Dr. med. Martin Flesch, Arzt für Psychiatrie, Psychotherapie und Forensische Psychiatrie, berichtet über die Herausforderungen einer „Transkulturellen Psychiatrie“, Foto: Melanie M. Klimmer, © 2016
Mit Verweis auf die Sonnenberger Erklärung der Deutschen Gesellschaft für Psychiatrie und Psychotherapie, Psychosomatik und Nervenheilkunde (DGPPN) von 2006, spielten Kultursensibilität und Kulturkompetenz eine wesentliche Rolle für einen erleichterten Zugang zur psychosozialen und therapeutischen Regelversorgung unterschiedlicher Migrant*innengruppen. Flesch macht deutlich, dass nach A. Kleinmann (1978) es eine ethnozentrische Fehlannahme sei, dass westliche Klassifikationssysteme für, u.a. psychische, Krankheiten unabhängig vom eigenen Kulturraum und ihren diagnostischen Kriterien zu sehen seien.

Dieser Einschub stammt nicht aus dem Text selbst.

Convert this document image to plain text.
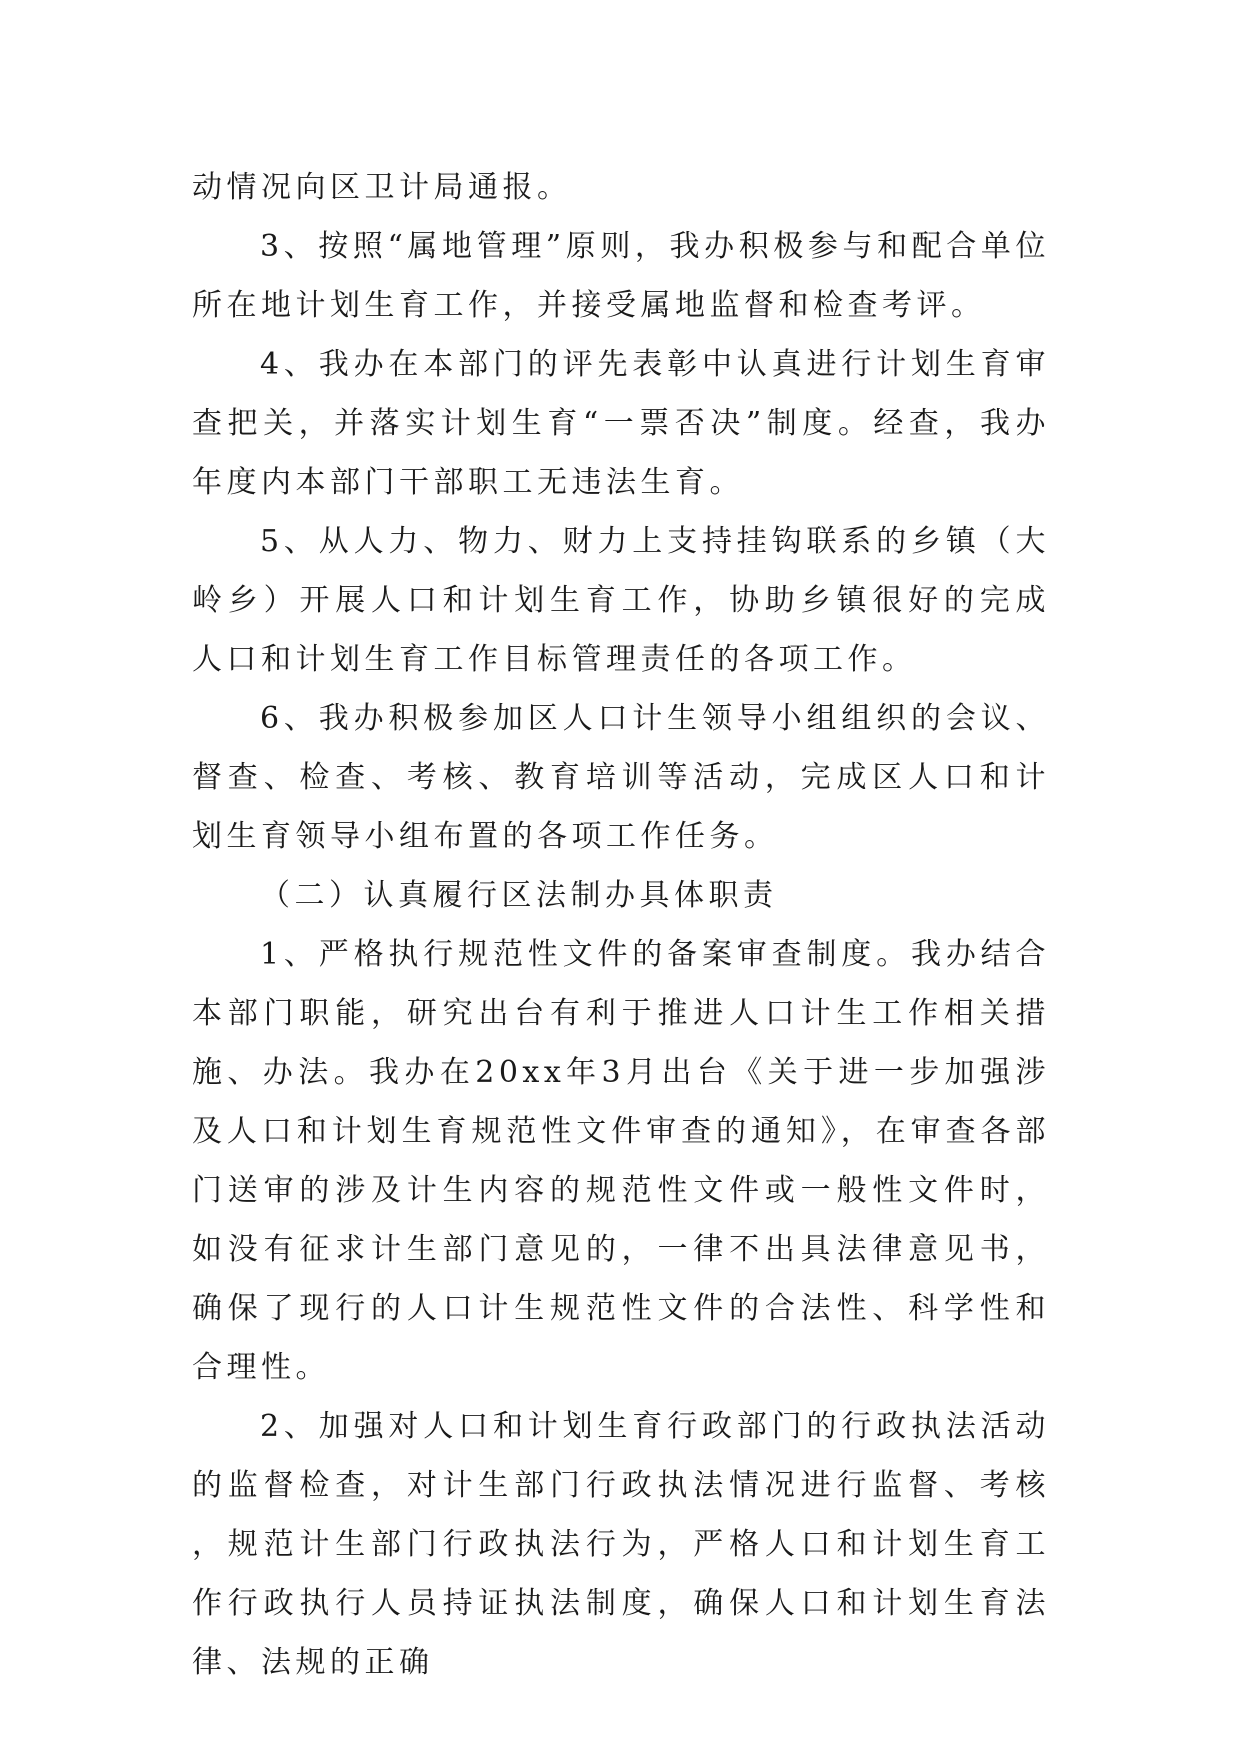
动情况向区卫计局通报。

3、按照“属地管理”原则，我办积极参与和配合单位所在地计划生育工作，并接受属地监督和检查考评。

4、我办在本部门的评先表彰中认真进行计划生育审查把关，并落实计划生育“一票否决”制度。经查，我办年度内本部门干部职工无违法生育。

5、从人力、物力、财力上支持挂钩联系的乡镇（大岭乡）开展人口和计划生育工作，协助乡镇很好的完成人口和计划生育工作目标管理责任的各项工作。

6、我办积极参加区人口计生领导小组组织的会议、督查、检查、考核、教育培训等活动，完成区人口和计划生育领导小组布置的各项工作任务。

（二）认真履行区法制办具体职责

1、严格执行规范性文件的备案审查制度。我办结合本部门职能，研究出台有利于推进人口计生工作相关措施、办法。我办在20xx年3月出台《关于进一步加强涉及人口和计划生育规范性文件审查的通知》，在审查各部门送审的涉及计生内容的规范性文件或一般性文件时，如没有征求计生部门意见的，一律不出具法律意见书，确保了现行的人口计生规范性文件的合法性、科学性和合理性。

2、加强对人口和计划生育行政部门的行政执法活动的监督检查，对计生部门行政执法情况进行监督、考核，规范计生部门行政执法行为，严格人口和计划生育工作行政执行人员持证执法制度，确保人口和计划生育法律、法规的正确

Deshalb bestehe die Herausforderung explizit darin, ein sich in der Begutachtungssituation ausdrückendes, kulturelles Verständnis – auch im Kontext von Trauma und Flucht – in seinem sozialen Kontext ernst zu nehmen und „kulturgebundene Syndrome“ (z.B. das aus Mexiko stammende Syndrom „Susto“, das den Verlust der Seele nach heftigem Erschrecken beschreibt) in die, für Deutschland üblichen, Klassifikationssysteme (ICD, DSM) und deren Codierung adäquat zu übersetzen, um den Menschen hier überhaupt helfen zu können. Zu beachten sei außerdem, dass es in vielen Kulturen nicht statthaft sei, intime Details außerhalb der Familie zu erzählen. Dies könne sich, gerade im Rahmen asylrechtlicher Verfahren, zum Nachteil für die Betroffenen erweisen. Über Trauma-Folgen und kultursensible Kommunikation unter Beachtung der Eigensprache referiert Dr. med. Tilman Rentel, Facharzt für Kinder- und Jugendpsychiatrie und –psychotherapie sowie psychosomatische Medizin und Ausbilder für Idiolektik. Mit seiner Eigensprache als persönlichem „Fingerabdruck“ benutze jeder Mensch Worte und nonverbale Signale auf eine einzigartige Weise. Diese Eigensprache könne im Kontext von Trauma-Erleben bei Migration und Flucht als hilfreiche Ressource dienen, wenn man ihr mit einer würdigenden und nachfragenden Haltung begegne.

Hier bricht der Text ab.